On l’avait remarqué comme réalisateur virtuose à Cannes en 2015. Son premier long-métrage Ni le ciel ni la terre était alors sélectionné à la Semaine de la critique et nommé pour la Caméra d’or. Mais c’est bien en tant qu’artiste contemporain que Clément Cogitore a été couronné récemment du prix Marcel Duchamp 2018. Invité du Palais de Tokyo (en 2011, 2016 et 2018 !) comme des César où il a concouru dans la catégorie du meilleur premier film, le Français de 33 ans navigue avec aisance entre les eaux de l’art et du cinéma. Il est en effet l’un des rares artistes contemporains à avoir transformé l’essai sur grand écran, mobilisant pour Ni le ciel ni la terre un budget de 2,5 millions d’euros, un casting solide emmené par Jérémie Renier, un scénario haletant (des soldats français disparaissent mystérieusement la nuit dans une vallée afghane) et une mise en scène précise.
“On croit que c’est vrai parce qu’on l’a déjà vu dans un film. Nous assistons à une fascinante perversion du réel par la fiction.”
Mais qu’il s’agisse d’art ou de cinéma, les films de Clément Cogitore partagent un même aspect quasi documentaire. Que les images soient tournées, semblent trouvées ou issues d’archives, tout a l’air vrai. Dans son court-métrage Bielutine (2011), le Français filme ainsi deux collectionneurs de 80 ans dans un appartement moscovite en forme de tombeau aux merveilles. Entre des toiles d’araignée, un corbeau et un chat, on découvre les plus grands chefs-d’œuvre de l’histoire de l’art : Titien, Véronèse, le Greco, Léonard de Vinci… “Le film ne dit jamais ouvertement que ce sont des mythomanes, même si je sais, en tant que réalisateur, que 80 % de ce qui est dit à la caméra est faux.

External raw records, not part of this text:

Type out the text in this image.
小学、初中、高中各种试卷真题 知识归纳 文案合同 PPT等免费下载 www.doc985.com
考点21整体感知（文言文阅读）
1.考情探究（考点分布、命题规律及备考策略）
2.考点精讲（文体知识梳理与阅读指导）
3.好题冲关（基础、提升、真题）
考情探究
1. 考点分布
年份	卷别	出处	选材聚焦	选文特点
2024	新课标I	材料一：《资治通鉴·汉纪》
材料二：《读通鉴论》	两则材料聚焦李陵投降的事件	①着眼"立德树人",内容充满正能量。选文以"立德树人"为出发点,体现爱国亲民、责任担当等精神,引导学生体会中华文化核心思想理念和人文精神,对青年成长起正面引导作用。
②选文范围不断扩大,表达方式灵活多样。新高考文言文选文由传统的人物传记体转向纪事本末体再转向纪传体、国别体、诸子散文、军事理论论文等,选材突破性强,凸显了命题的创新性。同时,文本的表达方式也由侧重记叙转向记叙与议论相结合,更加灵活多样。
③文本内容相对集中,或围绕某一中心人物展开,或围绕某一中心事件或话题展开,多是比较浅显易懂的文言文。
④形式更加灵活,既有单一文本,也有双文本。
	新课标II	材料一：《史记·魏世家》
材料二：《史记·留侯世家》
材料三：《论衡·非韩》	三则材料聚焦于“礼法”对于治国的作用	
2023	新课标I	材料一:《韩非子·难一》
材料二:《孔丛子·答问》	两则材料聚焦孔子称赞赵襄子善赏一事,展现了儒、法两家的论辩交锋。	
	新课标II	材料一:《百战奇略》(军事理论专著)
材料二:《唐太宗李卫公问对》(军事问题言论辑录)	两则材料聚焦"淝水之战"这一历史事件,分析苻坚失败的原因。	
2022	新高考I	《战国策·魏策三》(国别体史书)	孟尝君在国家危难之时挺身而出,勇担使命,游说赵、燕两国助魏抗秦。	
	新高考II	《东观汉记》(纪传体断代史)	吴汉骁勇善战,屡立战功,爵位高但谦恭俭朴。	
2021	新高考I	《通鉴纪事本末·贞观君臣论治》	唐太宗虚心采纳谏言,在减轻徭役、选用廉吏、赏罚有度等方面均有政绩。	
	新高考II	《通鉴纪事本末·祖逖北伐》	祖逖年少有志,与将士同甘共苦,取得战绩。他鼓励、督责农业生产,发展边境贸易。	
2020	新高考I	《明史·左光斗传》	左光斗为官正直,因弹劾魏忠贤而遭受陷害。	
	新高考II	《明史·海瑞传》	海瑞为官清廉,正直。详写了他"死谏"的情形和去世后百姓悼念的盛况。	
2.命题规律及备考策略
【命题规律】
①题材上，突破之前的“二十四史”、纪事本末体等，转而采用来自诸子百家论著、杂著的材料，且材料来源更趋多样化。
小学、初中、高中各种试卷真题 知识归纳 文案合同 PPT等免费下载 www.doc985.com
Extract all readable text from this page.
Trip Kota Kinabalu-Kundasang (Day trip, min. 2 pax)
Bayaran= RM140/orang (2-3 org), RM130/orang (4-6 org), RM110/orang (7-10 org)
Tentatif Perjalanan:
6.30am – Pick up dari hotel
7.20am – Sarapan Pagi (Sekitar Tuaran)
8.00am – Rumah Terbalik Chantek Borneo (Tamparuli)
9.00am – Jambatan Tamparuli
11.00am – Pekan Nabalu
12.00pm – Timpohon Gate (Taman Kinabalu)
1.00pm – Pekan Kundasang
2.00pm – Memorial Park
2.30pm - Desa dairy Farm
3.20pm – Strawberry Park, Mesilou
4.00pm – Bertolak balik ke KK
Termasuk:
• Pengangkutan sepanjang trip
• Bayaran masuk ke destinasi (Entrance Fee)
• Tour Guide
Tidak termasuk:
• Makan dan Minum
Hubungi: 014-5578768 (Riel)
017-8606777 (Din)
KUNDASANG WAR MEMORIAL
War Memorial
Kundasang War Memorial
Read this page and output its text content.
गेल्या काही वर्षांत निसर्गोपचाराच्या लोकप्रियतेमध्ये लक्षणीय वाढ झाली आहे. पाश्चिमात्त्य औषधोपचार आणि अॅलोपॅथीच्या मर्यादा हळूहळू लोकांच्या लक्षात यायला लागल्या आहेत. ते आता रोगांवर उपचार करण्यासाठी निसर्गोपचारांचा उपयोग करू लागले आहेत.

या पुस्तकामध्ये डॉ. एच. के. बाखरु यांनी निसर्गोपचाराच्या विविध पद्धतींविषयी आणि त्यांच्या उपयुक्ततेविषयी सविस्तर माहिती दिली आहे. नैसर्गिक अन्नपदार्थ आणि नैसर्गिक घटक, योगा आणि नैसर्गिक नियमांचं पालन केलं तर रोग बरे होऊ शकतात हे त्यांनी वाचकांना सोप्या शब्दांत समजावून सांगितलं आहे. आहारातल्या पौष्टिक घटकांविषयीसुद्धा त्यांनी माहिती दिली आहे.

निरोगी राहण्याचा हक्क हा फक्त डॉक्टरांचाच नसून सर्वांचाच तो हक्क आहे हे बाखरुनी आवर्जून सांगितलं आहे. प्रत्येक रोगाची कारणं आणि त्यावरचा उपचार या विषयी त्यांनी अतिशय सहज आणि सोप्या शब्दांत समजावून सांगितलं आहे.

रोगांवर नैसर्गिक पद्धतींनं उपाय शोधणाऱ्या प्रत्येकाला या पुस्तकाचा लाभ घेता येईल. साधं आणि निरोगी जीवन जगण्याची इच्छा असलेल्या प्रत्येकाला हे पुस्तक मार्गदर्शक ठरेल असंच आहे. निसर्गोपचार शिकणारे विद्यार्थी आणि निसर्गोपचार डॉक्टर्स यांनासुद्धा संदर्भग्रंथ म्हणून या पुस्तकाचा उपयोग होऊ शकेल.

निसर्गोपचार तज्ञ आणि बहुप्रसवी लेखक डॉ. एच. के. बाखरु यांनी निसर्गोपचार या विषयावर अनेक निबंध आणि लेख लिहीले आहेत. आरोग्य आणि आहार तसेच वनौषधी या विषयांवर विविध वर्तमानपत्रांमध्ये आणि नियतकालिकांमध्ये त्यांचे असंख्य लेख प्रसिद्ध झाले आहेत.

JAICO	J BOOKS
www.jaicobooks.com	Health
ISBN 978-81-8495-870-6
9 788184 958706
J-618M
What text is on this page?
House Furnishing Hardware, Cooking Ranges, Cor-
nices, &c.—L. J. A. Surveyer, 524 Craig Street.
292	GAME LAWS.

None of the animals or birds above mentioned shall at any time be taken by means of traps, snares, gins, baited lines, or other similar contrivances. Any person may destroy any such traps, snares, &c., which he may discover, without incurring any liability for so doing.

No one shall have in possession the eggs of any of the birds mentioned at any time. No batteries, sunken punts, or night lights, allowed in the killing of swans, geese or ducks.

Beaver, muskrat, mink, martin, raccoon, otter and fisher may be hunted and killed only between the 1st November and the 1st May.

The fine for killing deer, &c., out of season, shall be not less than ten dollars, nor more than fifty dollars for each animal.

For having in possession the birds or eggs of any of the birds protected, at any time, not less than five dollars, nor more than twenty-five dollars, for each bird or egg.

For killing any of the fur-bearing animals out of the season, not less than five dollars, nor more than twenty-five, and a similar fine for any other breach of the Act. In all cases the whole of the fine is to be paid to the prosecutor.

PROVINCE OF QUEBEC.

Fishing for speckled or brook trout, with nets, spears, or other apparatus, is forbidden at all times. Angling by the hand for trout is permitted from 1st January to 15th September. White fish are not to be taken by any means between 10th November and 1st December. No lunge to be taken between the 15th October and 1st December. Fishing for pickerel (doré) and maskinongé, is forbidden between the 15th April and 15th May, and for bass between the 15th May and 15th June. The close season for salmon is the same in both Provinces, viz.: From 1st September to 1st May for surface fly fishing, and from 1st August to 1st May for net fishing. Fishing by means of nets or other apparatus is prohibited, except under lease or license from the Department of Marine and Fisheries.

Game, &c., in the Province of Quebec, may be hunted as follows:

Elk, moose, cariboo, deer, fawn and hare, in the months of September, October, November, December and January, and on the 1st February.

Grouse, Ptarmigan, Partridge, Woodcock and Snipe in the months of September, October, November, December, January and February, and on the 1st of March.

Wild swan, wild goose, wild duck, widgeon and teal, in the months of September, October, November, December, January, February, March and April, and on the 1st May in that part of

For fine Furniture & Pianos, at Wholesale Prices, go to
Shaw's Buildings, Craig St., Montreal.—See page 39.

Au spectateur de s’interroger sur ce qui est vrai, ce qui est faux et sur ce qu’il accepte de croire.”
Le rapport du spectateur au vrai et à ce qu’il est prêt à croire semble être, d’ailleurs, une source intarissable de surprise pour l’artiste. “Lorsque j’ai fait relire le scénario de Ni le ciel ni la terre, se souvient Cogitore, des scènes de guerre ont paru totalement irréalistes aux lecteurs. Pourtant, elles étaient inspirées par des récits que des officiers de terrain m’avaient faits. J’ai alors compris quelque chose de très amusant. Le public croit à votre histoire non pas en fonction de sa proximité avec la réalité – celle de la guerre par exemple, mais en fonction des films qu’il a déjà vus sur le sujet et de l’idée qu’il s’est faite de la guerre au cinéma. On croit que c’est vrai parce qu’on l’a déjà vu dans un film. Nous assistons à une fascinante perversion du réel par la fiction.”